I ran into an interesting behavior recently. It seems that if I override .equals() to take a parameter other than Object, it doesn't get called. Can anyone explain to me why this is happening? It seems to violate my understanding of polymorphism in OOP, but maybe I'm missing something.
Here's much simpler code that shows what I'm seeing:
public class MyClass {
private int x;
public MyClass(int n) { x = n; }
public boolean equals(Object o) { return false; }
public boolean equals(MyClass mc) { return x == mc.x; }
public static void main(String[] args) {
List<MyClass> list = new ArrayList<MyClass>();
list.add(new MyClass(3));
System.out.println("Contains 3? " + list.contains(new MyClass(3)));
}
}
When this is run, it prints "Contains 3? false
". It looks like the equals(Object) function is called, even though there is another that would work. By contrast, if I write equals like this the code works as expected:
public boolean equals(Object o) {
if(!(o instanceof MyClass))
return false;
MyClass mc = (MyClass)o;
return x == mc.x;
}
Why isn't it figuring out which version of the function to call based on the type of the parameter?

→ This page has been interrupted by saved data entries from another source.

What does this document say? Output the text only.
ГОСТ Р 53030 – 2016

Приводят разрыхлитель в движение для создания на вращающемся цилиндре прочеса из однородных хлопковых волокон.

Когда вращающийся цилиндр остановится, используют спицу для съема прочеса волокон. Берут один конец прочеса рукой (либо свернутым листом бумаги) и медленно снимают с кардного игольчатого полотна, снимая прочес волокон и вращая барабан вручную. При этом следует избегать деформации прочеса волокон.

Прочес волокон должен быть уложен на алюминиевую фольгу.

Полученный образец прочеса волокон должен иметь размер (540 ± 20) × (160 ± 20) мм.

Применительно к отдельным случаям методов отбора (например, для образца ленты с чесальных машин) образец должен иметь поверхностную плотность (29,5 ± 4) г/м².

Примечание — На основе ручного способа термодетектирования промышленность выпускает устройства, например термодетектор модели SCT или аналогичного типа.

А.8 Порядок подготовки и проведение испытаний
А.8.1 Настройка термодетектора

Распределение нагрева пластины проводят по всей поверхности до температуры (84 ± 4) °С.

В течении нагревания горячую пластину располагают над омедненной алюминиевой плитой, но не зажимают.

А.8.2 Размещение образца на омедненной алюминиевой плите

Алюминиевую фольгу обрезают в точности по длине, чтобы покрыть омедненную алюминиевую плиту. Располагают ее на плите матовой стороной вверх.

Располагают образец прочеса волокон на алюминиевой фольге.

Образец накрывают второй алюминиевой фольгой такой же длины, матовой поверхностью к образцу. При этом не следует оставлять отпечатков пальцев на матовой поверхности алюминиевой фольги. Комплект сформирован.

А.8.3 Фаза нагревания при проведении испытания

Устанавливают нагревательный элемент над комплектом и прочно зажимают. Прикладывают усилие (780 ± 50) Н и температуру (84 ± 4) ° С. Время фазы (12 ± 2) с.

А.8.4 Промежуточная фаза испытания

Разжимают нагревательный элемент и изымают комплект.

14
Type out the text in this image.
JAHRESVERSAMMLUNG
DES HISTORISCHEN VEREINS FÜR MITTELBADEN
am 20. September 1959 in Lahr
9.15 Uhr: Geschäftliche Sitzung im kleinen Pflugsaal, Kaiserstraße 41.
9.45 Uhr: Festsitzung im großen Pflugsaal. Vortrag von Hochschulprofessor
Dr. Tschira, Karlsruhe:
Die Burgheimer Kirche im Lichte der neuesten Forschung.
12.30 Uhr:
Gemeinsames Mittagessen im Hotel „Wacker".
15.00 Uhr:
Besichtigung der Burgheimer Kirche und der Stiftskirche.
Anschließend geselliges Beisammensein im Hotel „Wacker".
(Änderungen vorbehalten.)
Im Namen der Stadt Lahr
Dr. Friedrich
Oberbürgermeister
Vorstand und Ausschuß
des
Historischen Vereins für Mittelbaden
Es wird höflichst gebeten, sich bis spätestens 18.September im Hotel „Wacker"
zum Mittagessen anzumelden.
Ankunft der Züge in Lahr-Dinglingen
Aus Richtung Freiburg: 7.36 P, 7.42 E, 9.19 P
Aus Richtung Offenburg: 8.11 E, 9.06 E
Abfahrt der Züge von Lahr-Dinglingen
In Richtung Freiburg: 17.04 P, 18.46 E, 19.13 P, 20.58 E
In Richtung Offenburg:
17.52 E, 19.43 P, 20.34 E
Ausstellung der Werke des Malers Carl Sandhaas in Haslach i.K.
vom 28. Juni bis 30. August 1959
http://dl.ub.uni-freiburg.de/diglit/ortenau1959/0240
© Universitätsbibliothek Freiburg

You're mixing up "overriding" and "overloading".
Overriding -- adding a replacement definition of an existing method for purposes of polymorphism. The method must have the same signature. The signature consists of the name and argument types. Overridden methods are selected at runtime based on the runtime type of the target object.
Overloading -- adding a method with the same name but a different signature. Overloaded methods are selected at compile time based on the compile time type of the target object.
equals(Object) is overriding a super method; you can not override a super method without using the exact same signature (Well, there are some exceptions like covariant returntypes and exception).
Notice that the method you are calling is defined in the javadoc for ArrayList<E
> as
boolean contains(Object o)
Returns true if this list contains the specified element.
instead of
boolean contains(E o)
Returns true if this list contains the specified element.
Implementation of ArrayList.java:
private transient Object elementData[];
public boolean contains(Object elem) {
return indexOf(elem) >= 0;
}
public int indexOf(Object elem) {
if (elem == null) {
for (int i = 0; i < size; i++)
if (elementData[i]==null)
return i;
} else {
for (int i = 0; i < size; i++)
if (elem.equals(elementData[i]))
return i;
}
return -1;
}
It uses the equals method defined in the Object superclass since the equals method is not overridden in ArrayList<E
>'s implementation.
When overriding Object equals in java, you should override the Object hashCode method as well.
Anyway you might want to try the following code:
class A{
public int content;
A(){
this(0);
}
A(int value){
content = value;
}
public boolean equals(Object obj){
System.out.println("overriding equals method");
return this.content == ((A) obj).content;
}
public boolean equals(A a){
System.out.println("overloading equals method");
return this.content == a.content;
}
public static void main(String[] args){
A x = new A(1);
A y = new A(2);
Object z = new A(1);
System.out.println(x.equals(y));
System.out.println(x.equals(x));
System.out.println(x.equals(z));
//override as z is declared as Object at compile time
//so it will use methods in class Object instead of class A
System.out.println(x.equals((Object) y));
System.out.println(x.equals((Object) x));
}
}
//rant: they didn't teach me these in javaschool and I had to learn it the hard way.